Dehors, les oiseaux – Louis Monnet
Quand la mer souillée a craint pour son sel
Que le sable et le vent étendent le Sahel
Et des navires perdus errent parmi les astres.
Quand la raison violée voue la Terre au désastre
Que des enfants ont faim et qu’on brûle le blé
Et des prisons regorgent de liberté troublée.
Quand souvent les nuées se transforment en déluges
Que du mal et du bien l’homme serait le seul juge
Pour maintenir l’espoir dans ces heures méchantes
Buvant le bleu du ciel, dehors, les oiseaux chantent.

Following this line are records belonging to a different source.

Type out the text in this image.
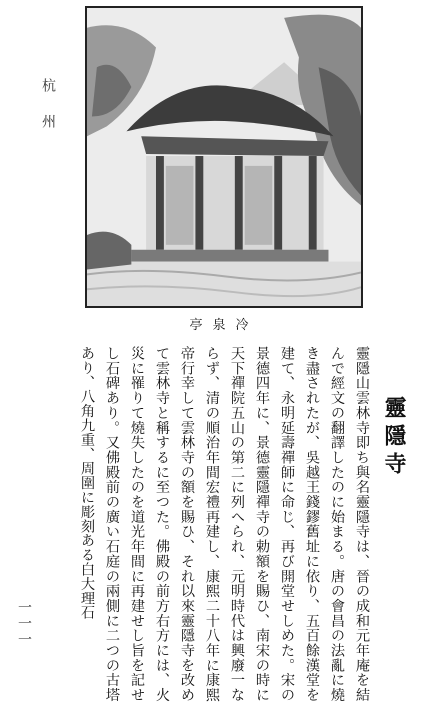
杭州
亭泉冷
靈隱寺

靈隱山雲林寺即ち與名靈隱寺は、晉の成和元年庵を結んで經文の翻譯したのに始まる。唐の會昌の法亂に燒き盡されたが、吳越王錢鏐舊址に依り、五百餘漢堂を建て、永明延壽禪師に命じ、再び開堂せしめた。宋の景德四年に、景德靈隱禪寺の勅額を賜ひ、南宋の時に天下禪院五山の第二に列へられ、元明時代は興廢一ならず、清の順治年間宏禮再建し、康熙二十八年に康熙帝行幸して雲林寺の額を賜ひ、それ以來靈隱寺を改めて雲林寺と稱するに至つた。佛殿の前方右方には、火災に罹りて燒失したのを道光年間に再建せし旨を記せし石碑あり。又佛殿前の廣い石庭の兩側に二つの古塔あり、八角九重、周圍に彫刻ある白大理石

一一一
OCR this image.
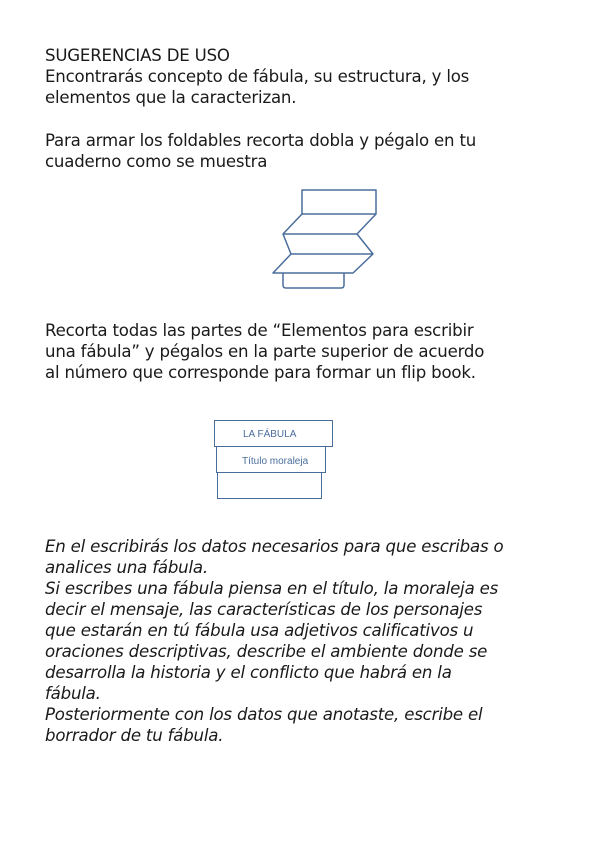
SUGERENCIAS DE USO
Encontrarás concepto de fábula, su estructura, y los
elementos que la caracterizan.
Para armar los foldables recorta dobla y pégalo en tu
cuaderno como se muestra
Recorta todas las partes de “Elementos para escribir
una fábula” y pégalos en la parte superior de acuerdo
al número que corresponde para formar un flip book.
LA FÁBULA
Título moraleja
En el escribirás los datos necesarios para que escribas o
analices una fábula.
Si escribes una fábula piensa en el título, la moraleja es
decir el mensaje, las características de los personajes
que estarán en tú fábula usa adjetivos calificativos u
oraciones descriptivas, describe el ambiente donde se
desarrolla la historia y el conflicto que habrá en la
fábula.
Posteriormente con los datos que anotaste, escribe el
borrador de tu fábula.
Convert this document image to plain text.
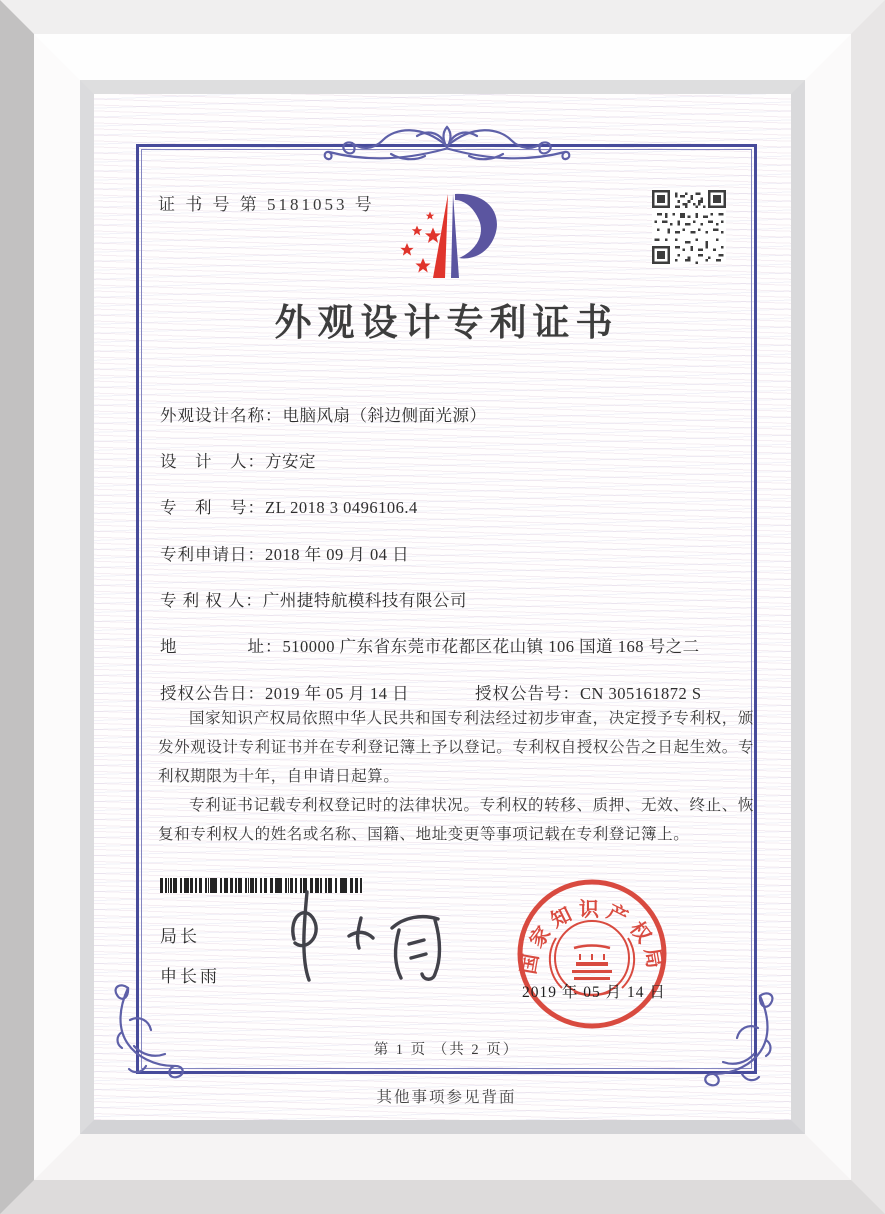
证 书 号 第 5181053 号
外观设计专利证书
外观设计名称：电脑风扇（斜边侧面光源）
设　计　人：方安定
专　利　号：ZL 2018 3 0496106.4
专利申请日：2018 年 09 月 04 日
专 利 权 人：广州捷特航模科技有限公司
地　　　　址：510000 广东省东莞市花都区花山镇 106 国道 168 号之二
授权公告日：2019 年 05 月 14 日	授权公告号：CN 305161872 S

国家知识产权局依照中华人民共和国专利法经过初步审查，决定授予专利权，颁发外观设计专利证书并在专利登记簿上予以登记。专利权自授权公告之日起生效。专利权期限为十年，自申请日起算。

专利证书记载专利权登记时的法律状况。专利权的转移、质押、无效、终止、恢复和专利权人的姓名或名称、国籍、地址变更等事项记载在专利登记簿上。

局长
申长雨
国家知识产权局
2019 年 05 月 14 日
第 1 页 （共 2 页）
其他事项参见背面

Si le cœur est saignant, si la tendresse est morte
Si l’espoir s’est enfui, la tentation trop forte
De se laisser aller, seul au fil du courant,
La volonté absente et abdiquant son rang,
Si l’horizon est noir, l’espérance perdue,
Si la vie te réclame deux fois plus que son dû,
Si même tu ne crois plus, si alors tu blasphèmes,
Et tu voudrais mourir en pleurant sur toi-même,
Comme de purs joyaux que la lumière enchante
Dans un hymne au soleil, dehors, les oiseaux chantent.
Quand tu es prés de moi, que je suis prés de toi,
Que notre ciel de lit nous couvre comme un toit
Et nos doigts emmêlés sont le plus doux des liens,
Quand tout n’est plus que nous, et le tien et le mien,
Que même les yeux fermés je vois briller tes yeux
Et ça fait presque mal tellement c’est merveilleux,
Que c’est bien peu payer cet immense bonheur,
De le vivre si peu, ne serait-ce qu’une heure,
Avec toute cette joie donnée et consentante
Et que, rien que pour nous, dehors, les oiseaux chantent.